Microsoft today announced the opening of a “test drive” so that people can see what Microsoft Office 2007 might look like when it finally goes on sale.

The OpenOffice.org Community invites potential upgraders to go one better – download the full OpenOffice.org 2 office suite today for a test drive, and if you like it, use it free for as long as you like. It’s the ultimate no-strings-attached test drive – if you enjoy the test drive, keep the car!

As office software becomes a commodity product, Microsoft has been forced to make significant changes to the ‘look and feel’ of MS-Office 2007. Because of this, analysts now agree that migrating to Microsoft Office 2007 will be a major upheaval with a significant cost impact.

Unlike changing to Microsoft Office 2007, changing to OpenOffice.org 2 does not require learning how to use office software all over again. Indeed, reports have shown migration to OpenOffice.org 2 is 90% cheaper than migrating to Microsoft Office 2007.

For more information and references to the reports, please see http://why.openoffice.org

As announced by OpenOffice.org, open source makes sense when you need a commodity product like office software. Combine OpenOffice with a few web applications like Writely, Google Spreadsheets and Gliffy and you’re all set for your business needs.

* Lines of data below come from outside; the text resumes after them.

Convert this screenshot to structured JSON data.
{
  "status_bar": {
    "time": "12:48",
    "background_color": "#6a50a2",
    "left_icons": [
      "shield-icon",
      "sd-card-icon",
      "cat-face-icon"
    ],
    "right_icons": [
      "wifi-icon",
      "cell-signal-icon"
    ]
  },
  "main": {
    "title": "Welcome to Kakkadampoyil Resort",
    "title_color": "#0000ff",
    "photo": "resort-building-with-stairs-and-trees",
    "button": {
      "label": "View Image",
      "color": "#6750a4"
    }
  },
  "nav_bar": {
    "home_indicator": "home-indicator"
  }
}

3 Responses to ““OpenOffice.org challenges Microsoft’s Office Test Drive””

  1. Dave Lee

    Harold:
    I’m confused. If OpenOffice.org is so impressive, why are you saying that it is a great package after you replace Writer with Writely, Calc with Google Spreadsheet, and Draw with Gliffy? You’re advocating a solution that replaces the three main components of the software but still saying the software is competitive on it’s own? What gives?

    Reply
  2. Harold

    Not replace, but enhance for web-based collaboration. For instance, in Writely, I can upload or save OpenOffice Writer documents. The other three applications that I mentioned are for online web collaboration, not to replace OOo (I guess I wasn’t very clear).

    For small businesses, I think that a simple, straightforward suite like OOo is a good desktop application. You can then enhance this tool with some web apps for collaborative projects. The money that you have saved on you office suite can be used for any paid web services that you may specifically need. E.g. if you share a lot of photos, you may want a Flickr professional account.

    I’ve been using OOo for four years now and it meets all of my desktop office application needs. Lately though, many of my applications are migrating to the web.